FIG. 7 illustrates the use of the present invention when, instead of a nasogastric tube, PEG tube 400 is employed. Such tubes typically include collar portion 401 which is disposed against the abdomen and is affixed thereto in a sealed fashion to guard against providing a passage for infection. Fullness sensor 403 is disposed through PEG tube 400 and is coupled externally through electrical conductor 402.
FIG. 8 represents an exemplary algorithm for pump control and/or stoppage control (the latter being especially in the case of a gravity driven nutrient supply) based jointly on patient angle and patient stomach fullness. In the case of each variable, it is seen that there is a point reached where some action is taken such as when the patient angle gets too low (point A in FIG. 8) or when the patient's stomach contents become too full (point B), this latter point being particularly desirable in the implementation of a method designed to keep stomach contents out of the esophagus, independent of patient angle. Also shown in FIG. 8 is region C which illustrates normal operation in a region of relatively high patient angle and low stomach contents. As these variables change in a direction away from the illustrated origin, control enters a control regime D in which feeding or nutrition flow is stopped. Further excursions of these variables in a direction away from the indicated origin result in flow control entering region E characterized not just by flow stoppage but by flow reversal.

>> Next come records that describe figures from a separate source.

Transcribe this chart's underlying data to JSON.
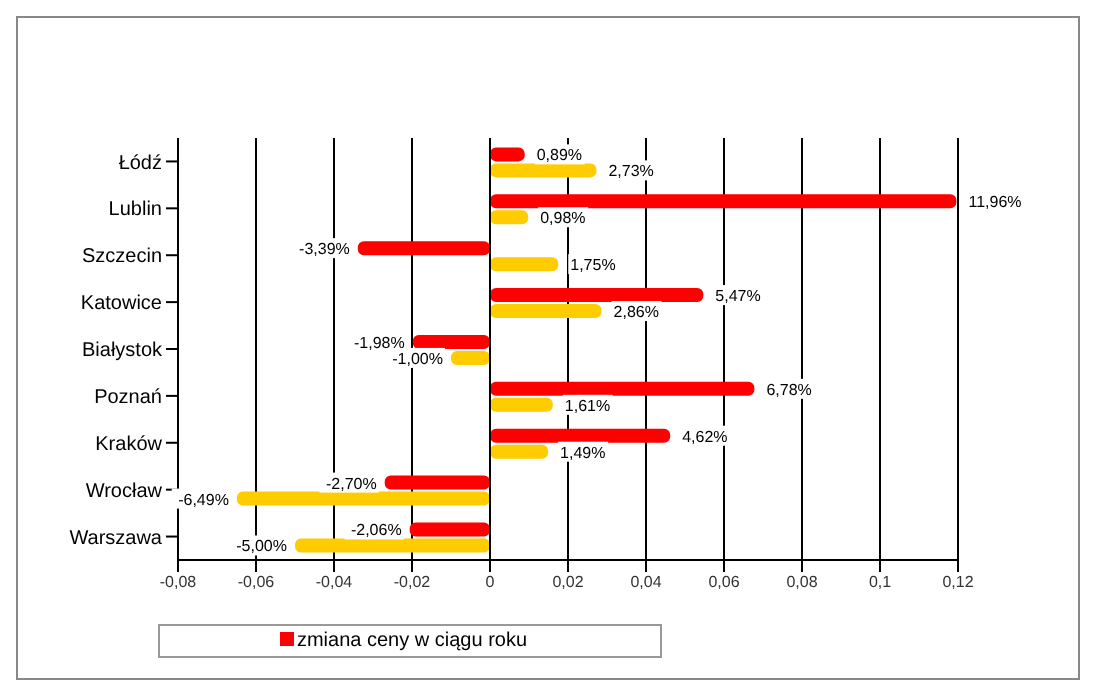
{
  "chart_data": {
    "type": "bar",
    "orientation": "horizontal",
    "categories": [
      "Łódź",
      "Lublin",
      "Szczecin",
      "Katowice",
      "Białystok",
      "Poznań",
      "Kraków",
      "Wrocław",
      "Warszawa"
    ],
    "series": [
      {
        "name": "zmiana ceny w ciągu roku",
        "color": "#ff0000",
        "values": [
          0.0089,
          0.1196,
          -0.0339,
          0.0547,
          -0.0198,
          0.0678,
          0.0462,
          -0.027,
          -0.0206
        ],
        "value_labels": [
          "0,89%",
          "11,96%",
          "-3,39%",
          "5,47%",
          "-1,98%",
          "6,78%",
          "4,62%",
          "-2,70%",
          "-2,06%"
        ]
      },
      {
        "color": "#ffcc00",
        "values": [
          0.0273,
          0.0098,
          0.0175,
          0.0286,
          -0.01,
          0.0161,
          0.0149,
          -0.0649,
          -0.05
        ],
        "value_labels": [
          "2,73%",
          "0,98%",
          "1,75%",
          "2,86%",
          "-1,00%",
          "1,61%",
          "1,49%",
          "-6,49%",
          "-5,00%"
        ]
      }
    ],
    "xlim": [
      -0.08,
      0.12
    ],
    "xticks": [
      {
        "value": -0.08,
        "label": "-0,08"
      },
      {
        "value": -0.06,
        "label": "-0,06"
      },
      {
        "value": -0.04,
        "label": "-0,04"
      },
      {
        "value": -0.02,
        "label": "-0,02"
      },
      0,
      {
        "value": 0.02,
        "label": "0,02"
      },
      {
        "value": 0.04,
        "label": "0,04"
      },
      {
        "value": 0.06,
        "label": "0,06"
      },
      {
        "value": 0.08,
        "label": "0,08"
      },
      {
        "value": 0.1,
        "label": "0,1"
      },
      {
        "value": 0.12,
        "label": "0,12"
      }
    ],
    "grid": "x",
    "legend": "bottom"
  }
}
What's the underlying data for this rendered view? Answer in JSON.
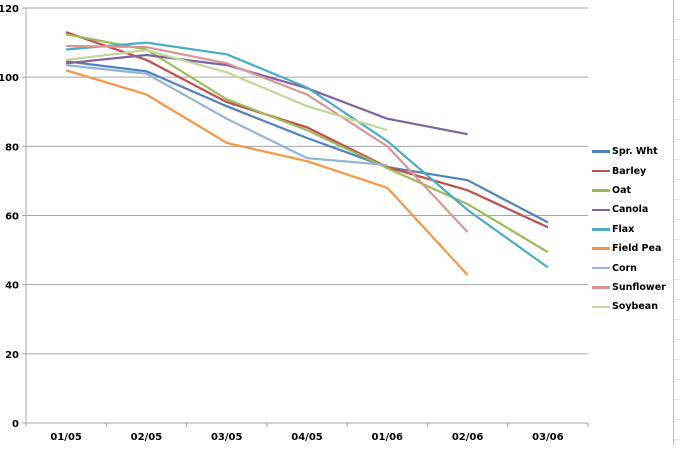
{
  "chart_data": {
    "type": "line",
    "title": "",
    "xlabel": "",
    "ylabel": "",
    "categories": [
      "01/05",
      "02/05",
      "03/05",
      "04/05",
      "01/06",
      "02/06",
      "03/06"
    ],
    "ylim": [
      0,
      120
    ],
    "yticks": [
      0,
      20,
      40,
      60,
      80,
      100,
      120
    ],
    "grid": true,
    "legend_position": "right",
    "series": [
      {
        "name": "Spr. Wht",
        "color": "#4F81BD",
        "values": [
          104.6,
          101.7,
          91.6,
          82.4,
          74.0,
          70.2,
          58.0
        ]
      },
      {
        "name": "Barley",
        "color": "#C0504D",
        "values": [
          113.0,
          105.0,
          92.8,
          85.5,
          74.0,
          67.3,
          56.6
        ]
      },
      {
        "name": "Oat",
        "color": "#9BBB59",
        "values": [
          112.4,
          108.0,
          93.6,
          84.7,
          73.7,
          63.3,
          49.4
        ]
      },
      {
        "name": "Canola",
        "color": "#8064A2",
        "values": [
          104.0,
          106.4,
          103.5,
          96.8,
          88.0,
          83.5,
          null
        ]
      },
      {
        "name": "Flax",
        "color": "#4BACC6",
        "values": [
          108.0,
          110.0,
          106.6,
          97.0,
          81.5,
          61.6,
          45.0
        ]
      },
      {
        "name": "Field Pea",
        "color": "#F79646",
        "values": [
          102.0,
          95.0,
          81.0,
          75.7,
          68.0,
          42.8,
          null
        ]
      },
      {
        "name": "Corn",
        "color": "#95B3D7",
        "values": [
          103.5,
          101.0,
          88.0,
          76.6,
          74.6,
          null,
          null
        ]
      },
      {
        "name": "Sunflower",
        "color": "#D99694",
        "values": [
          109.0,
          108.7,
          104.0,
          95.0,
          80.0,
          55.2,
          null
        ]
      },
      {
        "name": "Soybean",
        "color": "#C3D69B",
        "values": [
          105.0,
          107.8,
          101.4,
          91.6,
          84.7,
          null,
          null
        ]
      }
    ]
  }
}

As should be fully appreciated, variations of the regions illustrated in FIG. 8 are not only possible to achieve specific purposes in particular patients but it is also easily possible to implement any diagram such as that shown using microprocessors with the given curves stored in its memory in a number of convenient forms.
While the invention has been described in detail herein in accordance with certain preferred embodiments thereof, many modifications and changes therein may be effected by those skilled in the art. Accordingly, it is intended by the appended claims to cover all such modifications and changes as fall within the true spirit and scope of the invention.